# Boat Blind Material??



## DuckGodLiaison (Mar 9, 2010)

I just bought a new boat that has a Northern Flight pop-up blind on it.  The blind only has the black cold-weather wind blocker on it right now, so I'm looking for camo to add over it.  I want to go with the grass look, but i'm trying to find the best deal and set-up to attach it on.  Anyone out there with the Northern Flight blind have any ideas or pics of theirs?  I'm not sure if I like the 4'x4' grass mats that Cabelas makes.....i kinda want something more mossy looking.....  ideas/pics?  

Thanks!


----------



## rspringer (Mar 9, 2010)

shaggy panels from Mudbuddy.


----------



## slayer1 (Mar 9, 2010)

You can also get a couple of trash bags of Spanish Moss to take hunting and add it as needed .  Grab a few different colors of spray paint to paint the moss to match you hunting terrain.


----------



## DuckGodLiaison (Mar 10, 2010)

slayer1 said:


> You can also get a couple of trash bags of Spanish Moss to take hunting and add it as needed .  Grab a few different colors of spray paint to paint the moss to match you hunting terrain.



That's actually a really good idea!  I've never thought of that, but it would be super easy to use and there's PLENTY of it around.......and FREE!  

I actually ran across this website that sales bulk raffia grass (Prairie Grass) for super cheap.  For $43 you can get 10lbs, opposed to Cabela's $79 price for the same amount.  I figured I could zip tie it to the mesh netting that came with my blind.  (http://www.jstern.com)

EDIT:  I forgot to add that the seller called me back and is going to send me the mesh lining that was supposed to come with the blind.  So now i'll have something to zip tie the grass to.


----------



## cmk07c (Mar 16, 2010)

*Red bugs???*



slayer1 said:


> You can also get a couple of trash bags of Spanish Moss to take hunting and add it as needed .  Grab a few different colors of spray paint to paint the moss to match you hunting terrain.

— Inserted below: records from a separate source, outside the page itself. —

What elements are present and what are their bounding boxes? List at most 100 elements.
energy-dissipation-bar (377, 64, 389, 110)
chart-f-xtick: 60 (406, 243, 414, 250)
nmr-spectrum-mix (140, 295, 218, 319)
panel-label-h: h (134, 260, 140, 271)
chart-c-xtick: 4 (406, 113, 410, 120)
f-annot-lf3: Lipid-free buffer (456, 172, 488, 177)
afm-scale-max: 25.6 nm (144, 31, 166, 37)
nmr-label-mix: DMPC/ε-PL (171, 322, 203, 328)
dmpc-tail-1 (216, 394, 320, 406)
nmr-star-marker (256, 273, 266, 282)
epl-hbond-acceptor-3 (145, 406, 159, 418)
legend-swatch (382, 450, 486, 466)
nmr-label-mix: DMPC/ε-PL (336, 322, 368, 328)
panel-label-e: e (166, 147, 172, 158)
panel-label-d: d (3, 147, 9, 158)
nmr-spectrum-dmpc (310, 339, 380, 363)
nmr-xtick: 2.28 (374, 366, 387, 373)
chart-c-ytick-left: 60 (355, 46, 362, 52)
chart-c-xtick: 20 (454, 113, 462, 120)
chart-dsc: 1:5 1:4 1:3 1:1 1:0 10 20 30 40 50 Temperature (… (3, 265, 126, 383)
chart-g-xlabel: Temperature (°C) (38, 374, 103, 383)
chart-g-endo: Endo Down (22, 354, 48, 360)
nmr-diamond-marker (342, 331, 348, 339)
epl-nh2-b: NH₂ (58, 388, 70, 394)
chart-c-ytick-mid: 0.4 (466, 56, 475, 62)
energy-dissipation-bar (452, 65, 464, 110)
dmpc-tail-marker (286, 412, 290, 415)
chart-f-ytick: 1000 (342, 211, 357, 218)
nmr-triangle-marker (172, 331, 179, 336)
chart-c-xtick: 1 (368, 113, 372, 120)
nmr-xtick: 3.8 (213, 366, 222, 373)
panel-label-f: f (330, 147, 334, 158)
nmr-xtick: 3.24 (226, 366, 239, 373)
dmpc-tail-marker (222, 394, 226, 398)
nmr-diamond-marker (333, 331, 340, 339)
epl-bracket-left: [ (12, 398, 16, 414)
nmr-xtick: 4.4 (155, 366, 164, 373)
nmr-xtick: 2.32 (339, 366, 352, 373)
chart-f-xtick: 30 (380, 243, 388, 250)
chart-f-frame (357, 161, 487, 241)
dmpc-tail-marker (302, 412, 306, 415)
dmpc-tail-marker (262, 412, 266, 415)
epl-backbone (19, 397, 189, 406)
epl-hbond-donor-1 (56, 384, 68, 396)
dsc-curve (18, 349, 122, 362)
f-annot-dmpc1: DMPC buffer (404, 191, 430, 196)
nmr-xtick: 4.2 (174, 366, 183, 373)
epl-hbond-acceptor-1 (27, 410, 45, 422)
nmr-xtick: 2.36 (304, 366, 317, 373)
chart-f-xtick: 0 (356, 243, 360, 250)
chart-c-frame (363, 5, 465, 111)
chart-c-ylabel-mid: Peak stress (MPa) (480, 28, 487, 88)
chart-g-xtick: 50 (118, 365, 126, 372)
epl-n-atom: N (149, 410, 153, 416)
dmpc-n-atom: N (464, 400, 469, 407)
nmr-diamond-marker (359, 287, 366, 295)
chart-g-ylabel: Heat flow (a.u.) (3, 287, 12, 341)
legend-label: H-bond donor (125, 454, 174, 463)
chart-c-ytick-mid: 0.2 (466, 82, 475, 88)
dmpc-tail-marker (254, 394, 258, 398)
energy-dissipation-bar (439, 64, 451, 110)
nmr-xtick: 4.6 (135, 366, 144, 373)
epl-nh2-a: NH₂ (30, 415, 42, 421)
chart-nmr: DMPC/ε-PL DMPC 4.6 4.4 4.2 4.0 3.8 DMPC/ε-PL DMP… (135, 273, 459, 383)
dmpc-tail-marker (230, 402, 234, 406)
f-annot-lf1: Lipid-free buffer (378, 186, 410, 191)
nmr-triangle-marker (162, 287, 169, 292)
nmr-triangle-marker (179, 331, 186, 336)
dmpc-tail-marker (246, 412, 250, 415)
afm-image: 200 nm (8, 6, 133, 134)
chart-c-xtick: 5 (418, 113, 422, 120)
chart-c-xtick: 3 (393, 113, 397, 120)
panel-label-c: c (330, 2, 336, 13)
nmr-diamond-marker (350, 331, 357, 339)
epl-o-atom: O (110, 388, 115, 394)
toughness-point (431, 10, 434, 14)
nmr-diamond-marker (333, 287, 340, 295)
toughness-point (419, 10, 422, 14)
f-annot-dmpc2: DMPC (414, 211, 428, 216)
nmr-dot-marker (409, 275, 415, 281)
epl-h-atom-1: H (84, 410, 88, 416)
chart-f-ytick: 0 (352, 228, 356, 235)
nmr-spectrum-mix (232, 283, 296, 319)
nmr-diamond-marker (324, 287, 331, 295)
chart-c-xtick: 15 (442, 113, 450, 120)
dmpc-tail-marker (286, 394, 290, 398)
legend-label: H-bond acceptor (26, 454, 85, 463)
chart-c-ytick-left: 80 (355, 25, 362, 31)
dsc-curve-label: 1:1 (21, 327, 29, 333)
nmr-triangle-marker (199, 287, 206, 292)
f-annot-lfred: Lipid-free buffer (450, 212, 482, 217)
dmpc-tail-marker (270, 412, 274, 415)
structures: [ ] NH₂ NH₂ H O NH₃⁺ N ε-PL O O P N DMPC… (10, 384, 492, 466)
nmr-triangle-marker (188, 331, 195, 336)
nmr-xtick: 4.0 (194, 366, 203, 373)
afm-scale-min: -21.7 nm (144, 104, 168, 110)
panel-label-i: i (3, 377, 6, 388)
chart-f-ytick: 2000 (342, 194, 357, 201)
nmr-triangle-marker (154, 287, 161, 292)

don't complain if you get red bugs.... If you do, take lenty of finger nail polish.


----------



## DuckGodLiaison (Mar 17, 2010)

yeah I thought about that........you'd have to wear gloves!


----------



## aaber (Mar 17, 2010)

Best bet is to get the avery como net buck brush is the best then just cover with killer weed it will last you forever the 4x4 grass mats stink you will be lucky to get one season out of them


----------



## Cajun_in_GA (Apr 7, 2010)

shaggy panels are the ticket.


----------



## catalpa (Apr 10, 2010)

check Purser's Place Cochran,GA


----------



## DuckGodLiaison (Apr 12, 2010)

outdoor store?  what do they have?


----------